Send us enquiries for free, and we will assist you in establishing a direct connection with your preferred Levetiracetam manufacturer or Levetiracetam supplier.
PharmaCompass also assists you with knowing the Levetiracetam API Price utilized in the formulation of products. Levetiracetam API Price is not always fixed or binding as the Levetiracetam Price is obtained through a variety of data sources. The Levetiracetam Price can also vary due to multiple factors, including market conditions, regulatory modifications, or negotiated pricing deals.
A Levetiracetam manufacturer is defined as any person or entity involved in the manufacture, preparation, processing, compounding or propagation of Levetiracetam, including repackagers and relabelers. The FDA regulates Levetiracetam manufacturers to ensure that their products comply with relevant laws and regulations and are safe and effective to use. Levetiracetam API Manufacturers are required to adhere to Good Manufacturing Practices (GMP) to ensure that their products are consistently manufactured to meet established quality criteria.
click here to find a list of Levetiracetam manufacturers with USDMF, JDMF, KDMF, CEP, GMP, COA and API Price related information on PhamaCompass.

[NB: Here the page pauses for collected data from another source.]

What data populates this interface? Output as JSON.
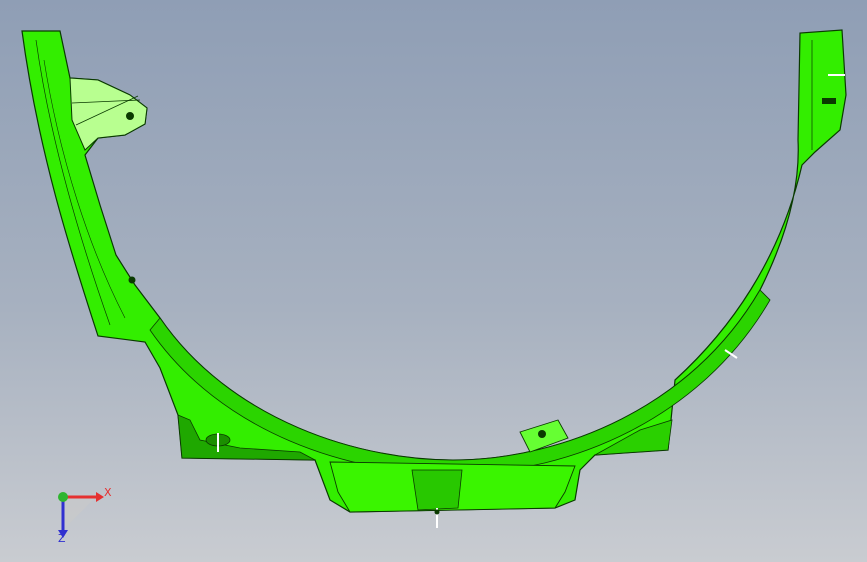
{
  "viewport": {
    "background_top": "#8f9eb5",
    "background_bottom": "#c9ccd1"
  },
  "model": {
    "part_color": "#33ee00",
    "edge_color": "#0a3a00",
    "shade_color": "#1fa800",
    "highlight_color": "#ccffaa"
  },
  "triad": {
    "x_label": "X",
    "z_label": "Z",
    "x_color": "#e53030",
    "y_color": "#2fb52f",
    "z_color": "#3030d0"
  }
}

A Levetiracetam supplier is an individual or a company that provides Levetiracetam active pharmaceutical ingredient (API) or Levetiracetam finished formulations upon request. The Levetiracetam suppliers may include Levetiracetam API manufacturers, exporters, distributors and traders.
click here to find a list of Levetiracetam suppliers with USDMF, JDMF, KDMF, CEP, GMP, COA and API Price related information on PharmaCompass.
The Pharmaceuticals and Medical Devices Agency (PMDA) established the Japan Drug Master File (JDMF), also known as the Master File (MF), to permit Japanese and foreign manufacturers of drug substances, intermediates, excipients, raw materials, and packaging materials (‘Products’) to voluntarily register confidential information about the production and management of their products in Japan.
The Levetiracetam Drug Master File in Japan (Levetiracetam JDMF) empowers Levetiracetam API manufacturers to present comprehensive information (e.g., production methods, data, etc.) to the review authority, i.e., PMDA (Pharmaceuticals & Medical Devices Agency).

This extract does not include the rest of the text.